Mais la nuit?

Aujourd'hui, j'ai publié quatre entrés les unes après les autres, d'une même situation. Tout se déchirait autour de moi. Je ne peux pas les distiller doucement, un à un, je demande pardon à ceux qui lisent mon blog. Lisez, quand vous voulez, quand vous pouvez, mais ce que je publie aujourd'hui sur le blog, appartient ensemble et je besoin de les mettre derrière moi aussi vite que possible en plus, ne pas m'y plonger encore une fois pour une période plus longue.

Une fois fini, après le weekend, l'horrible crise traversé, au moins dans le journal, je promets de revenir à "petits doses".
25 février 1960

Pourquoi mon bonheur ou mon malheur dépend tant du comportement de Sandou ? Que se passe-t-il? Je ne comprends pas, vraiment pas. Qu'est-ce que j’ai pu faire, comment ai-je pu le blesser autant, pour qu'il se comporte ainsi?

Va-t-il supporter vraiment de ne pas m’appeler jusqu’à samedi ? C'est vrai, il doit travailler, avec quoi s’occuper. Mais la nuit ? Maintenant, qu'on pourrait la passer ensemble : Il n'a pas le temps?

Je devrais être fâchée, même bouder, mais je suis surtout stupéfaite. Je ne comprends pas.


J'ai dû partir de la maison après le baffle de mon père.

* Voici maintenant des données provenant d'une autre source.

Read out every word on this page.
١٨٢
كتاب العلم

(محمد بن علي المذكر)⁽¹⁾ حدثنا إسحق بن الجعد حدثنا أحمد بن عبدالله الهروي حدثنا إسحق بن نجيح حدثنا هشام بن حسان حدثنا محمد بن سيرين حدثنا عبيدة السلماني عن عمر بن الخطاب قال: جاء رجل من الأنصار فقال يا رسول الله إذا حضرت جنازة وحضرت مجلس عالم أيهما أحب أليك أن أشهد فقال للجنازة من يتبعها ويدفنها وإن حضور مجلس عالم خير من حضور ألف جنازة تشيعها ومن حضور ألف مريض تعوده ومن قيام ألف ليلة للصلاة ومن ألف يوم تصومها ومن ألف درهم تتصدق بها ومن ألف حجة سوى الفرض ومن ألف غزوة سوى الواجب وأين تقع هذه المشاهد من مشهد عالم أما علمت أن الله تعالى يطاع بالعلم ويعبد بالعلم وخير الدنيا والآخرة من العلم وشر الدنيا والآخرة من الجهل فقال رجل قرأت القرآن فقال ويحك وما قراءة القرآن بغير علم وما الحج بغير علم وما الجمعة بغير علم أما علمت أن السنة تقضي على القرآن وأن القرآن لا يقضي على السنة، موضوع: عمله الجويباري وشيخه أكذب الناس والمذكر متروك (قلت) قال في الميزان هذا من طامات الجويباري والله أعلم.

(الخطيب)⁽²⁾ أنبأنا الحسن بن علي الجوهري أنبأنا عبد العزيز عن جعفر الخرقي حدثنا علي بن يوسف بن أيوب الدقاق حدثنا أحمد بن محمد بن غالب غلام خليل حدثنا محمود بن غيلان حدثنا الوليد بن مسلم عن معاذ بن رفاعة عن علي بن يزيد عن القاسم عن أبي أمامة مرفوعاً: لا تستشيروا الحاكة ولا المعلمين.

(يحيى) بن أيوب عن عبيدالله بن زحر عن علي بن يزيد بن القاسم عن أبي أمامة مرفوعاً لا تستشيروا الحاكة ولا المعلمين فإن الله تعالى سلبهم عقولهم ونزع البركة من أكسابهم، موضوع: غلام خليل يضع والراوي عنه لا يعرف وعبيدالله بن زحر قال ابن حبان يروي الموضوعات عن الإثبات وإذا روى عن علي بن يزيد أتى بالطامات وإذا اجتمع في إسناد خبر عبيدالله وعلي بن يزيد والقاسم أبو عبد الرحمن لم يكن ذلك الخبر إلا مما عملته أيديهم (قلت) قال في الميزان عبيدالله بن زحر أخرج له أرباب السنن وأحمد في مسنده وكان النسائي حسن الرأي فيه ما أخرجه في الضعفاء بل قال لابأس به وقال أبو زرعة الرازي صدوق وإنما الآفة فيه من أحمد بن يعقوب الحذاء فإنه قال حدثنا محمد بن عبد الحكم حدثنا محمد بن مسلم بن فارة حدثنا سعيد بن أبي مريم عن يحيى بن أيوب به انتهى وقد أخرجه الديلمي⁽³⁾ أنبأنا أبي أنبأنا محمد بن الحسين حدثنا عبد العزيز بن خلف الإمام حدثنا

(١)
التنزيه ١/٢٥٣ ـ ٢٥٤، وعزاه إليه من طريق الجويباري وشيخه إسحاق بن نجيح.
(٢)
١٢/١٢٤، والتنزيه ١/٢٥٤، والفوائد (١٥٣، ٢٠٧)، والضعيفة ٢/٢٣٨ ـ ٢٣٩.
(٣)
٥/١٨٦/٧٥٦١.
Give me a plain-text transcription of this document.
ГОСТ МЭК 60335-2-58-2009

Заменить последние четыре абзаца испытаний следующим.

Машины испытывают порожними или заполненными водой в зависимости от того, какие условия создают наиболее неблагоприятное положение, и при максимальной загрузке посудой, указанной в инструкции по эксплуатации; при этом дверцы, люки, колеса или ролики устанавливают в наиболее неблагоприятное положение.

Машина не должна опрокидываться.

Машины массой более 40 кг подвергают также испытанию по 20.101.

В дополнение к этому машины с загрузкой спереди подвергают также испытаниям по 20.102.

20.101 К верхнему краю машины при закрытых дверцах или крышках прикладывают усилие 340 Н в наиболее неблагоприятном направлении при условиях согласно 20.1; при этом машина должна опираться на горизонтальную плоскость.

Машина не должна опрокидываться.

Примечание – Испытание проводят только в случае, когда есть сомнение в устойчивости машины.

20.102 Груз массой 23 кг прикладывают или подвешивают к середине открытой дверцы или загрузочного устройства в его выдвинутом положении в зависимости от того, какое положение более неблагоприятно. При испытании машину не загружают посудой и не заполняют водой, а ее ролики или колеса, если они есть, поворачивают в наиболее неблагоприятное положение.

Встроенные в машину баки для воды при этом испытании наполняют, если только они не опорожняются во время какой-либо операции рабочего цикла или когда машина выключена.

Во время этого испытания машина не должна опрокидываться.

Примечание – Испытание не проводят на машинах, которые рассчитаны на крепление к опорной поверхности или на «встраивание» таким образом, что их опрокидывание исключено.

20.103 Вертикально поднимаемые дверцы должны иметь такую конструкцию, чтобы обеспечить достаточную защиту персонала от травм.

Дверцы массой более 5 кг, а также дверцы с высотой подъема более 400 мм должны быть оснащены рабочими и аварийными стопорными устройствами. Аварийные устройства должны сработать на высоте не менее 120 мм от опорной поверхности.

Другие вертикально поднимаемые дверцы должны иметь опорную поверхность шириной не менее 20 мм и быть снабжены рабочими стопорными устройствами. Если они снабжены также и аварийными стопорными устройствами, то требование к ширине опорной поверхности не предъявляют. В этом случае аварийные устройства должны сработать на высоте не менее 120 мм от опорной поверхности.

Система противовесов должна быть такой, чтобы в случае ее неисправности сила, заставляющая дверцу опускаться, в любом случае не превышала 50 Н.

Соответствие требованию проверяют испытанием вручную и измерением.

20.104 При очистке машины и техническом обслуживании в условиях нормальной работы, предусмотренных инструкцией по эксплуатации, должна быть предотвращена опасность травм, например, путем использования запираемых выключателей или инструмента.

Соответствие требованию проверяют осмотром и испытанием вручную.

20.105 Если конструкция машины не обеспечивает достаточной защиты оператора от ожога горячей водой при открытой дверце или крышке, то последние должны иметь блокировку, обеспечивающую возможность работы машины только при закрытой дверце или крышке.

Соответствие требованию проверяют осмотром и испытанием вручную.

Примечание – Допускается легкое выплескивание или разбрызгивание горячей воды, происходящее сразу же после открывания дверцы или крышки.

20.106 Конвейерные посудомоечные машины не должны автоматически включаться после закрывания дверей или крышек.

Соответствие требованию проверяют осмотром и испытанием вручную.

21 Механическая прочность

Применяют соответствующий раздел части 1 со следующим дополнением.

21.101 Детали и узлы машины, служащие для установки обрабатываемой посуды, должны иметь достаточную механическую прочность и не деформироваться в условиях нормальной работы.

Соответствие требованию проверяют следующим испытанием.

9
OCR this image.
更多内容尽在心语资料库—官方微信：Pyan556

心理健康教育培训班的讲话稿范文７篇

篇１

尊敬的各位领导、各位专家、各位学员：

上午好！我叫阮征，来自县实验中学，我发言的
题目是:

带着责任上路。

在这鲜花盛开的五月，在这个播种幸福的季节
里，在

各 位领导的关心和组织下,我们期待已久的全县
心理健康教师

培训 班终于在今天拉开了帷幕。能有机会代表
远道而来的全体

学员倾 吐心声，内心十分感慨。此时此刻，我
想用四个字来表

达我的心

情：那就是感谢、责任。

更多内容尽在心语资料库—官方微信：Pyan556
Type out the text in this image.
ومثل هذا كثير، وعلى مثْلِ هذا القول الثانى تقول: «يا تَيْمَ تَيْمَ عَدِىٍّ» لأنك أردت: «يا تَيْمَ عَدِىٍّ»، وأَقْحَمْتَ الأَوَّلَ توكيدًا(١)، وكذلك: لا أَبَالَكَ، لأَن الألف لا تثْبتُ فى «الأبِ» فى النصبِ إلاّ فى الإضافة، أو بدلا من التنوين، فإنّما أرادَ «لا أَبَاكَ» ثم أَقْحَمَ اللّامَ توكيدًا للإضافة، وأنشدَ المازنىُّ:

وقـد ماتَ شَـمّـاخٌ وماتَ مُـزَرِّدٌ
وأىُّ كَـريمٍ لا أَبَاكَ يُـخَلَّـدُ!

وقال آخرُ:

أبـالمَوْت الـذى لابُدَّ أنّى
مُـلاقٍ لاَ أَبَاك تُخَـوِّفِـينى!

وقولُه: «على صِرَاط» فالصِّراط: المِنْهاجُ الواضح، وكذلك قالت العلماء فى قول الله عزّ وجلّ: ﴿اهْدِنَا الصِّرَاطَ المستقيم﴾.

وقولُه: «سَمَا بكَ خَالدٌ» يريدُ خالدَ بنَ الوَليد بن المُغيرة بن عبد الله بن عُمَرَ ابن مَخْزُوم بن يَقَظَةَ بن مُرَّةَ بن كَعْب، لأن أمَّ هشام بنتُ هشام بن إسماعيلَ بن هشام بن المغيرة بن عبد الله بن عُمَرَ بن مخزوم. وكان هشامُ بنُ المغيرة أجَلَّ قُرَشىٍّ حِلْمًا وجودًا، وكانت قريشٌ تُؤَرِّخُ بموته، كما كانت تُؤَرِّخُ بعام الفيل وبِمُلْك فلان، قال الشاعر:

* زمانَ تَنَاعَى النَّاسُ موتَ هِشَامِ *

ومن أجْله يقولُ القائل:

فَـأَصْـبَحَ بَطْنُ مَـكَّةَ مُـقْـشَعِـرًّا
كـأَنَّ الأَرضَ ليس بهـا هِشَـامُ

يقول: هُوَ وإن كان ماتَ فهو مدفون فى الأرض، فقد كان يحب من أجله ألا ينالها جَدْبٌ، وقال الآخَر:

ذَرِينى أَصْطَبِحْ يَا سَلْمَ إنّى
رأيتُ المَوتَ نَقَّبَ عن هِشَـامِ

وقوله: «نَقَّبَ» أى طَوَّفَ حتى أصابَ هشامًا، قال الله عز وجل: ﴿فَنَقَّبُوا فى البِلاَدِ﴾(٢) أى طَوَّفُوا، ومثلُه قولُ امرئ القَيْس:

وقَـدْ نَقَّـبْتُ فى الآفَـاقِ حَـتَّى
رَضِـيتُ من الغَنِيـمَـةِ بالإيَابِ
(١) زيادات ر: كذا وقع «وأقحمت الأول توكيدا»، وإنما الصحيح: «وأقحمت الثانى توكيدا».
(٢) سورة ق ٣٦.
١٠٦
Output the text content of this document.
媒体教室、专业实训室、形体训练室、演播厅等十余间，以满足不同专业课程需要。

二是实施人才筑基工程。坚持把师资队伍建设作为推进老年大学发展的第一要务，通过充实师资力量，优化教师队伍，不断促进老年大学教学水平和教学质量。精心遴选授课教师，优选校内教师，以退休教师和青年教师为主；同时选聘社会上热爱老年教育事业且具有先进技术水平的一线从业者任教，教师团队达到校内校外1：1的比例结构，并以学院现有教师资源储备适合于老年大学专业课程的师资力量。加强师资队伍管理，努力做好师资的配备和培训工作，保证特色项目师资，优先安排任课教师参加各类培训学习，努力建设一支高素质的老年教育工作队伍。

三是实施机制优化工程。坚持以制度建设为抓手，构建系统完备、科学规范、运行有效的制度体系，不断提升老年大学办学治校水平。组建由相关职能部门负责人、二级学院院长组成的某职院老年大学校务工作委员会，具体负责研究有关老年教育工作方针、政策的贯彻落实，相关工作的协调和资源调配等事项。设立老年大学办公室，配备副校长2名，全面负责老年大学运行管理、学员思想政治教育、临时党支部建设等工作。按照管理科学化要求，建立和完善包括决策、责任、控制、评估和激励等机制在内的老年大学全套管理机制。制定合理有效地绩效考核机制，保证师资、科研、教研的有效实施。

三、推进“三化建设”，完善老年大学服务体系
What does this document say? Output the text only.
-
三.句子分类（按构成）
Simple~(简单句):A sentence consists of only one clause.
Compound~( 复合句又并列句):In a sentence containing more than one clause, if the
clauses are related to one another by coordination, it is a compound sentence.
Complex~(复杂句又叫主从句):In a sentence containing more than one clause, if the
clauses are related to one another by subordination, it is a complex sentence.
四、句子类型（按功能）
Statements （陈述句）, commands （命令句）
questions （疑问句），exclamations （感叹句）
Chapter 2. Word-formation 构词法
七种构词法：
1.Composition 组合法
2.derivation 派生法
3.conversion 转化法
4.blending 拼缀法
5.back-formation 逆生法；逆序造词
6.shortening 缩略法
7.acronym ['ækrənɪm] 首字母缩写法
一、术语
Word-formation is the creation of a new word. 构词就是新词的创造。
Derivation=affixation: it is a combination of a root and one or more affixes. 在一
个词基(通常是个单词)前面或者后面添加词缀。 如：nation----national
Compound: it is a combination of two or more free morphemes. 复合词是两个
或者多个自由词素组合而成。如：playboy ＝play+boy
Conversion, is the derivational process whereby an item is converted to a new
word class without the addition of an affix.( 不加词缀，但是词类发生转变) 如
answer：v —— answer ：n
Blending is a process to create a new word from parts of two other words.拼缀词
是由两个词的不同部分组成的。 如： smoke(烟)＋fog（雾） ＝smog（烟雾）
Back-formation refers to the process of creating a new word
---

Habitant chez mon amie, Alina, je ne comprenais pas pourquoi mon amant ne voulait pas passer dorénavant les nuits avec moi et qu'il ne voulait pas me voir "que samedi". C'était une période affreuse de ma vie, aussi à cause de maman, malade. Et un horrible docteur qui l'avait traité "pour qu'elle se lève" avec des piqures de l'eau dans les muscles qui sont horriblement douleureuses. L'année dernière j'ai trouvé dans un revue qu'on torturait avec cela les prisoniers politiques dans les hopitaux psychiatriques sovétiques pour les obliger changer d'attitude. Maman hurlait. Papa disait "c'est nécessaire". Je me réfugiais à l'autre bout de appartement, fermant les oreilles. Après la troisième fois j'ai dit seulement "fini"! Je n'admets plus. Cela ne sert à rien.

Ma pauvre maman ne pouvait se lever: elle avait un tumeur au cervaux qui lui pesait sur les nerf probablement. Le docteur était un brut et en plus, il a pris longtemps à s'en rendre compte de ce qui se passait vraiment.

Mon père était dans la main de sa maitresse, déchiré entre elle et sa famille, maman et moi. Furieux que j'aimais quelqu'un d'autre religion, nation, culture que lui, nous. Jaloux aussi, peut-être. Sandou ne se comportait plus comme avant avec moi, non plus.

C'est seulement mon amie, Alina, qui est restée tout le temps avec moi. Mais, bien sûr, mon départ de la maison n'a pas duré, puisqu'on a découvert pendant ce temps que maman était plus gravement malade et je suis rentrée aussitôt à la maison à la soigner. M'en occuper.

Rien de cela ne transparait dans mon journal d'alors. Trop lourd, probablement.